Is a government shutdown going to happen at the end of the month?
Congress is currently working to avoid a cliff-edge in federal funding that could see certain non-essential government agencies forced to close temporarily.
As 30 September looms near lawmakers in Congress are scrambling to agree a new legislative package that will ensure that parts of the government are not forced into a shutdown at the end of the month.
Additional funding must be found before that date to ensure that the federal government is able to continue paying its bills, assuming that the Democrats cannot force through a suspension to the debt ceiling in that time.
On Tuesday the House voted to approve a bill that will both fund the government through December and suspend the debt ceiling until the end of 2022, but Democrats will face a much tougher task getting approval from the Senate.
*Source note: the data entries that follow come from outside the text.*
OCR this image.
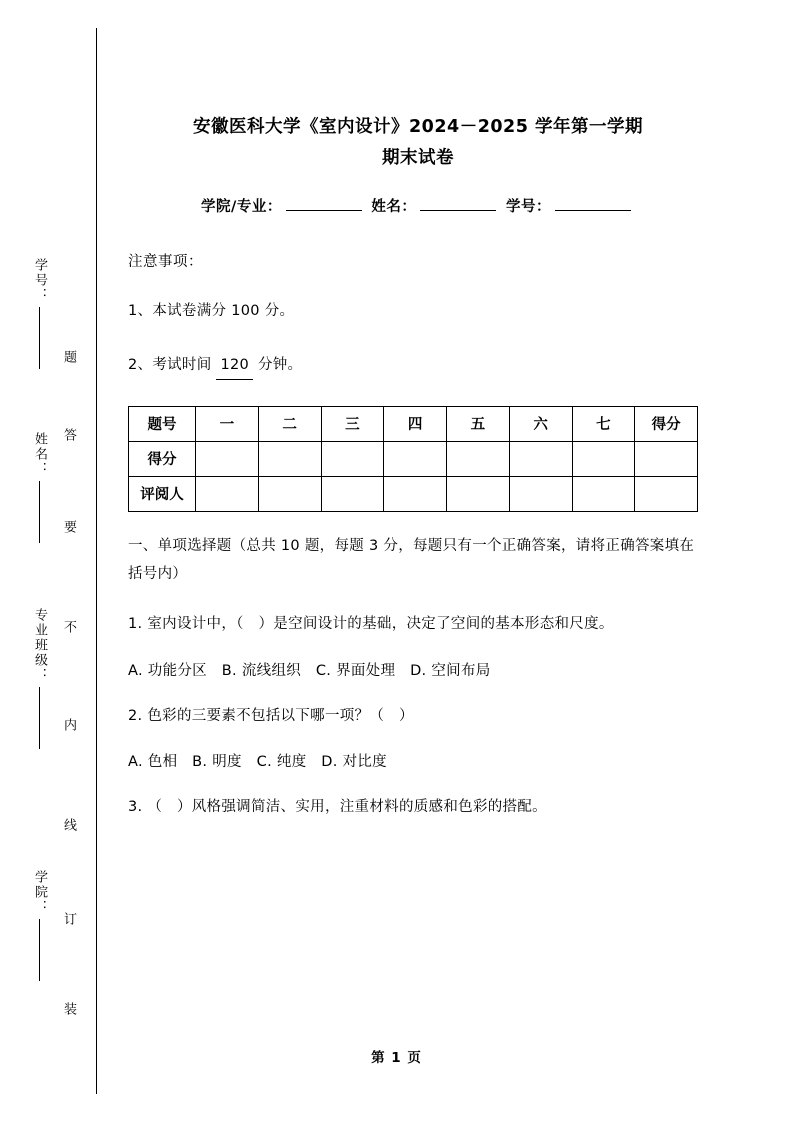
学号：
姓名：
专业班级：
学院：
题
答
要
不
内
线
订
装
安徽医科大学《室内设计》2024－2025 学年第一学期
期末试卷
学院/专业：	姓名：	学号：
注意事项：
1、本试卷满分 100 分。
2、考试时间 120 分钟。
题号	一	二	三	四	五	六	七	得分
得分								
评阅人								
一、单项选择题（总共 10 题，每题 3 分，每题只有一个正确答案，请将正确答案填在括号内）
1. 室内设计中，（　）是空间设计的基础，决定了空间的基本形态和尺度。
A. 功能分区　B. 流线组织　C. 界面处理　D. 空间布局
2. 色彩的三要素不包括以下哪一项？（　）
A. 色相　B. 明度　C. 纯度　D. 对比度
3. （　）风格强调简洁、实用，注重材料的质感和色彩的搭配。
第 1 页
What is a government shutdown?
A government shutdown would occur if the federal government is unable to keep paying for some nonessential offices, typically due to a delay in the approval of a budget for the upcoming fiscal year. Agencies that are essential, such as those relating to the health or general safety of the public, will remain functioning but majority of federal workers may be furloughed or risk going without a paycheck.
Essential government offices not affected by a shutdown include the Drug Enforcement Agency (DEA), the Transportation Security Administration (TSA), Customs and Border Protection (CBP), and the Federal Bureau of Investigation (FBI).
Some organisations may also be able to remain open by relying on cash reserves, but this will only last for a limited amount of time. Public spaces overseen by the government, such as national parks and monuments, will likely be forced to close down temporarily.
What would a government shutdown mean for the US economy?
Each year the federal government’s fiscal calendar runs from 1 October to 30 September, hence the end of month deadline for budget negotiations. A shutdown of even a few weeks can have catastrophic consequences for the national economy and they have become more frequent in recent years, possibly due to an increasingly partisan Congress.
Two shutdowns occurred during the Trump Administration, with the most recent lasting from December 2018 to January 2019. The 35-day government shutdown saw roughly 300,000 federal workers placed on furlough and was the longest of its kind in American history.
The economic impact of the break was so severe that the Congressional Budget Office found that gross domestic product fell by 0.1% in the fourth quarter of 2018 and by 0.2% in the final quarter of 2019, costing up to $11 billion.
In theory both parties are desperate to avoid a government shutdown but at least one will have to compromise on their current position. The Democrats have passed a funding bill in the House but it includes a provision to raise the debt ceiling, something that the Republicans appear very unlikely to support.
Senate Minority Leader Mitch McConnell is thought to be willing to support a “clean” bill; meaning one free of any policies other than those necessary to avoid the impending shutdown. It remains to be seen which side, if any, will be willing to budge before the end of the month.